Miguel Bernal

Personal information
- Full name: Miguel Bernal Feito
- Date of birth: 11 May 1958 (age 66)
- Place of birth: Madrid, Sapin
- Height: 1.85 m (6 ft 1 in)
- Position(s): Midfielder

Senior career*
- Years: Team / Apps / (Gls)
- 1976–1981: Castilla / 145 / (36)
- 1981–1985: Racing Santander / 113 / (18)
- 1985–1988: Mallorca / 103 / (3)
- 1988–1990: Salamanca / 53 / (1)
- Total:  / 414 / (58)

= Miguel Bernal (footballer) =

Spanish footballer (born 1958)

Miguel Bernal Feito (born 11 May 1958) is a Spanish former footballer who played as a midfielder.

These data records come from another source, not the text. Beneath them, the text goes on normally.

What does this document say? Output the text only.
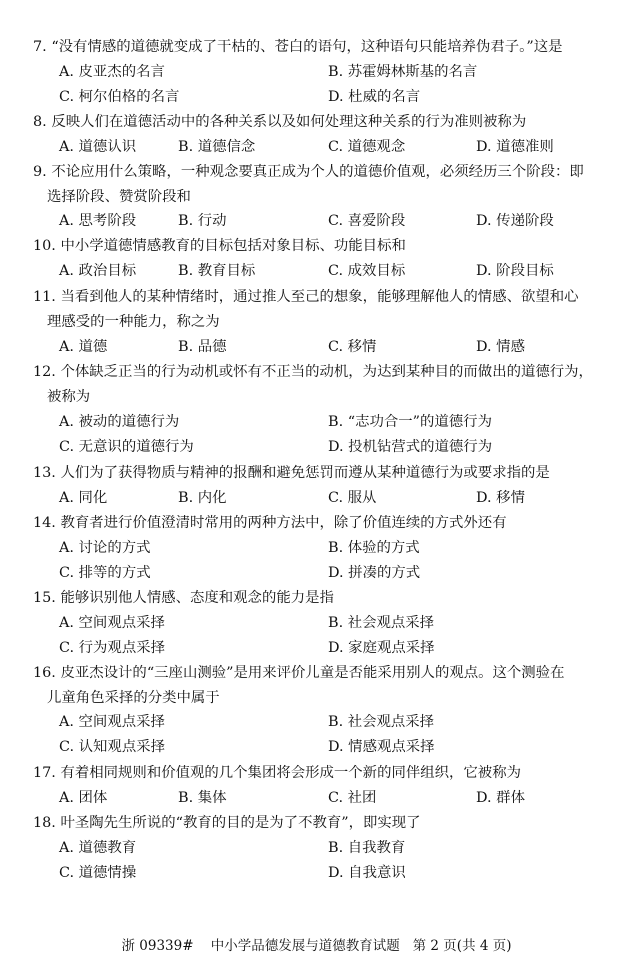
7. “没有情感的道德就变成了干枯的、苍白的语句，这种语句只能培养伪君子。”这是
A. 皮亚杰的名言	B. 苏霍姆林斯基的名言
C. 柯尔伯格的名言	D. 杜威的名言
8. 反映人们在道德活动中的各种关系以及如何处理这种关系的行为准则被称为
A. 道德认识	B. 道德信念	C. 道德观念	D. 道德准则
9. 不论应用什么策略，一种观念要真正成为个人的道德价值观，必须经历三个阶段：即
选择阶段、赞赏阶段和
A. 思考阶段	B. 行动	C. 喜爱阶段	D. 传递阶段
10. 中小学道德情感教育的目标包括对象目标、功能目标和
A. 政治目标	B. 教育目标	C. 成效目标	D. 阶段目标
11. 当看到他人的某种情绪时，通过推人至己的想象，能够理解他人的情感、欲望和心
理感受的一种能力，称之为
A. 道德	B. 品德	C. 移情	D. 情感
12. 个体缺乏正当的行为动机或怀有不正当的动机，为达到某种目的而做出的道德行为，
被称为
A. 被动的道德行为	B. “志功合一”的道德行为
C. 无意识的道德行为	D. 投机钻营式的道德行为
13. 人们为了获得物质与精神的报酬和避免惩罚而遵从某种道德行为或要求指的是
A. 同化	B. 内化	C. 服从	D. 移情
14. 教育者进行价值澄清时常用的两种方法中，除了价值连续的方式外还有
A. 讨论的方式	B. 体验的方式
C. 排等的方式	D. 拼凑的方式
15. 能够识别他人情感、态度和观念的能力是指
A. 空间观点采择	B. 社会观点采择
C. 行为观点采择	D. 家庭观点采择
16. 皮亚杰设计的“三座山测验”是用来评价儿童是否能采用别人的观点。这个测验在
儿童角色采择的分类中属于
A. 空间观点采择	B. 社会观点采择
C. 认知观点采择	D. 情感观点采择
17. 有着相同规则和价值观的几个集团将会形成一个新的同伴组织，它被称为
A. 团体	B. 集体	C. 社团	D. 群体
18. 叶圣陶先生所说的“教育的目的是为了不教育”，即实现了
A. 道德教育	B. 自我教育
C. 道德情操	D. 自我意识
浙 09339# 中小学品德发展与道德教育试题 第 2 页(共 4 页)
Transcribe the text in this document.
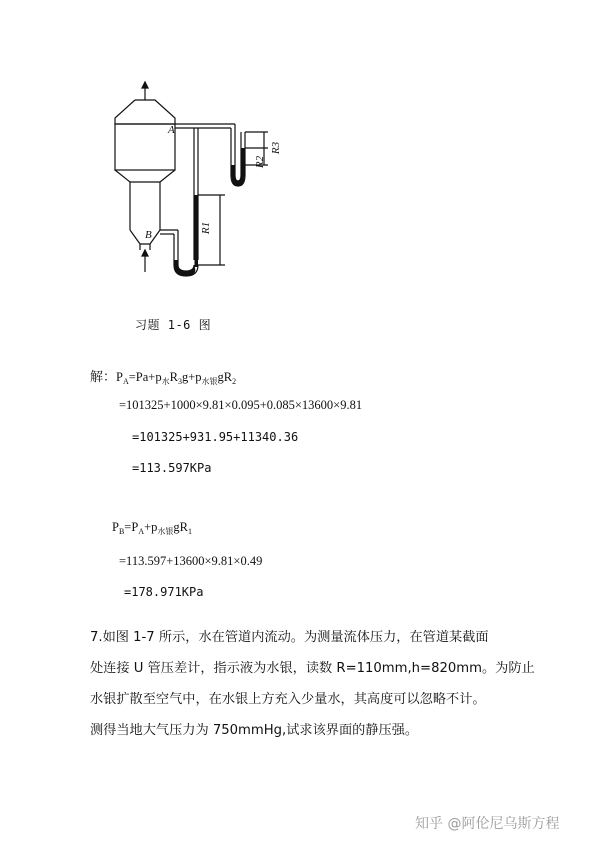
A
B
R1
R2
R3
习题 1-6 图
解：$P_A=Pa+p_水R_3g+p_{水银}gR_2$
=101325+1000×9.81×0.095+0.085×13600×9.81
=101325+931.95+11340.36
=113.597KPa
$P_B=P_A+p_{水银}gR_1$
=113.597+13600×9.81×0.49
=178.971KPa
7.如图 1-7 所示，水在管道内流动。为测量流体压力，在管道某截面
处连接 U 管压差计，指示液为水银，读数 R=110mm,h=820mm。为防止
水银扩散至空气中，在水银上方充入少量水，其高度可以忽略不计。
测得当地大气压力为 750mmHg,试求该界面的静压强。
知乎 @阿伦尼乌斯方程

He played 145 games in La Liga and scored 10 goals for Racing Santander and Mallorca. In the Segunda División, he recorded 228 games and 27 goals for Castilla, Racing, Mallorca and Salamanca, achieving promotions with the middle two teams.

==Career==
Born in Madrid, Bernal began his senior career at Real Madrid's reserve team, Real Madrid Castilla, who achieved consecutive promotions from the Tercera División to the Segunda División in the late 1970s. In 1979–80, the team reached the Copa del Rey final, with Bernal scoring in a 4–1 win at AD Alcorcón in the second round; the side lost 6–1 to their parent club in the final on 4 June.

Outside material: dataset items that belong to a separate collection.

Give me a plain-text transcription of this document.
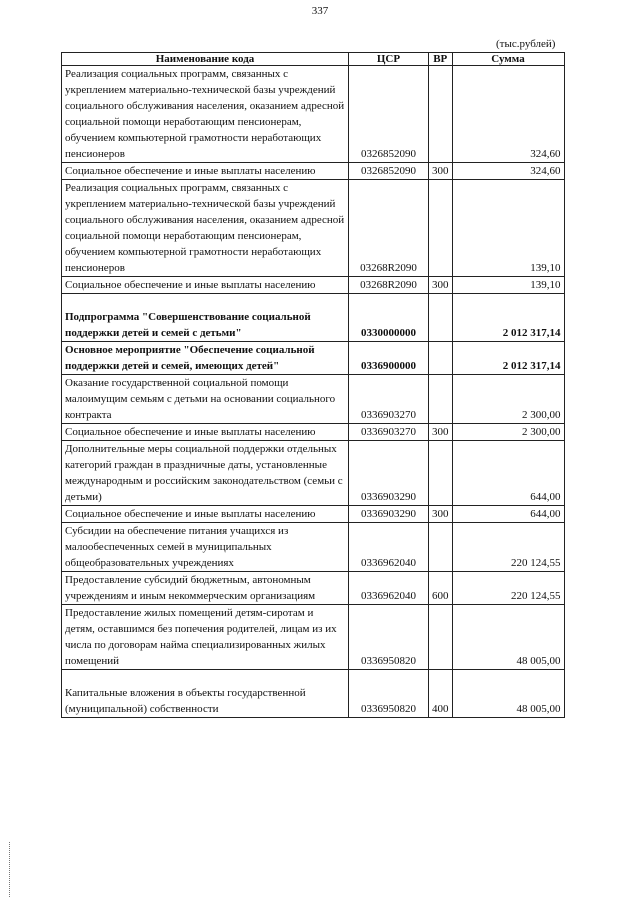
337
(тыс.рублей)
Наименование кода	ЦСР	ВР	Сумма
Реализация социальных программ, связанных с укреплением материально-технической базы учреждений социального обслуживания населения, оказанием адресной социальной помощи неработающим пенсионерам, обучением компьютерной грамотности неработающих пенсионеров	0326852090		324,60
Социальное обеспечение и иные выплаты населению	0326852090	300	324,60
Реализация социальных программ, связанных с укреплением материально-технической базы учреждений социального обслуживания населения, оказанием адресной социальной помощи неработающим пенсионерам, обучением компьютерной грамотности неработающих пенсионеров	03268R2090		139,10
Социальное обеспечение и иные выплаты населению	03268R2090	300	139,10
Подпрограмма "Совершенствование социальной поддержки детей и семей с детьми"	0330000000		2 012 317,14
Основное мероприятие "Обеспечение социальной поддержки детей и семей, имеющих детей"	0336900000		2 012 317,14
Оказание государственной социальной помощи малоимущим семьям с детьми на основании социального контракта	0336903270		2 300,00
Социальное обеспечение и иные выплаты населению	0336903270	300	2 300,00
Дополнительные меры социальной поддержки отдельных категорий граждан в праздничные даты, установленные международным и российским законодательством (семьи с детьми)	0336903290		644,00
Социальное обеспечение и иные выплаты населению	0336903290	300	644,00
Субсидии на обеспечение питания учащихся из малообеспеченных семей в муниципальных общеобразовательных учреждениях	0336962040		220 124,55
Предоставление субсидий бюджетным, автономным учреждениям и иным некоммерческим организациям	0336962040	600	220 124,55
Предоставление жилых помещений детям-сиротам и детям, оставшимся без попечения родителей, лицам из их числа по договорам найма специализированных жилых помещений	0336950820		48 005,00
Капитальные вложения в объекты государственной (муниципальной) собственности	0336950820	400	48 005,00
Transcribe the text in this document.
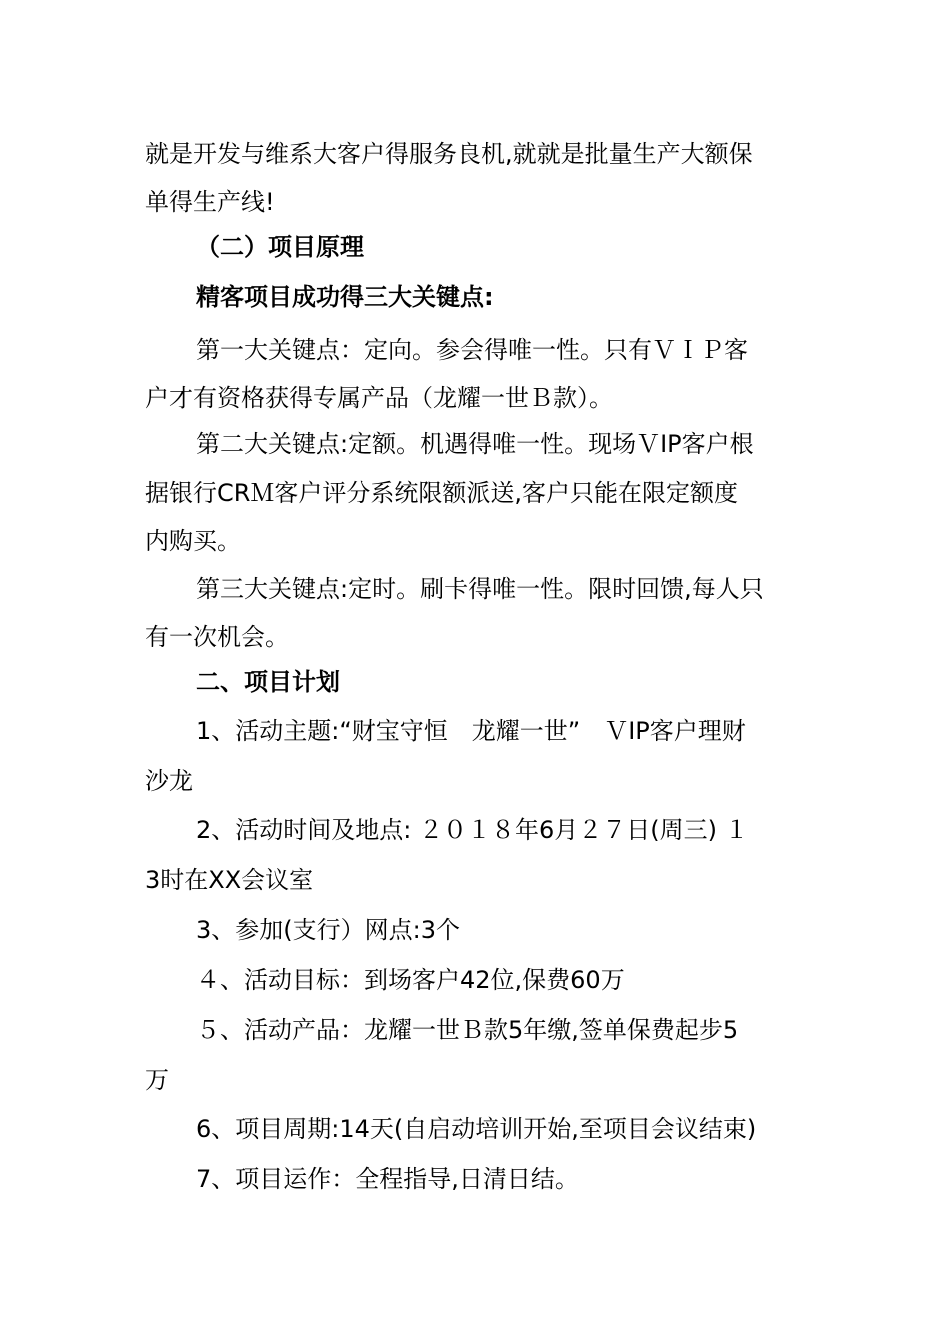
就是开发与维系大客户得服务良机,就就是批量生产大额保
单得生产线!
（二）项目原理
精客项目成功得三大关键点:
第一大关键点：定向。参会得唯一性。只有ＶＩＰ客
户才有资格获得专属产品（龙耀一世Ｂ款）。
第二大关键点:定额。机遇得唯一性。现场ＶIP客户根
据银行CRＭ客户评分系统限额派送,客户只能在限定额度
内购买。
第三大关键点:定时。刷卡得唯一性。限时回馈,每人只
有一次机会。
二、项目计划
1、活动主题:“财宝守恒　龙耀一世”　ＶIP客户理财
沙龙
2、活动时间及地点: ２０１８年6月２７日(周三) １
3时在XX会议室
3、参加(支行）网点:3个
４、活动目标：到场客户42位,保费60万
５、活动产品：龙耀一世Ｂ款5年缴,签单保费起步5
万
6、项目周期:14天(自启动培训开始,至项目会议结束)
7、项目运作：全程指导,日清日结。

As Real Madrid had won La Liga and qualified for the European Cup, Castilla entered the UEFA Cup Winners' Cup as Spain's representatives, and were drawn against England's West Ham United in the first round. Bernal scored a consolation goal as they lost 5–1 at the Boleyn Ground in the second leg, being eliminated 6–4 on aggregate after extra time; playing as captain, he scored a direct free kick from 35 yards.

In July 1981, Bernal was loaned to Racing de Santander in the top flight. There were over a month of negotiations, as he requested a salary of 3 million Spanish pesetas but settled for 2 million. He scored six times in his first La Liga season, starting on 5 October with the first goal of a 3–1 home win over UD Las Palmas. The team were relegated in his second season, returning immediately with promotion from the 1983–84 Segunda División.

Bernal moved to RCD Mallorca in the second tier in July 1985. He was one of several veterans signed for the season, which ended with promotion. His spell in the Balearic Islands ended in June 1988 as the club lost a promotion/relegation playoff to Real Oviedo.

When Bernal's contract expired, he was linked to Elche CF. In July 1988, he signed a two-year deal at UD Salamanca in the Segunda División, for an undisclosed fee.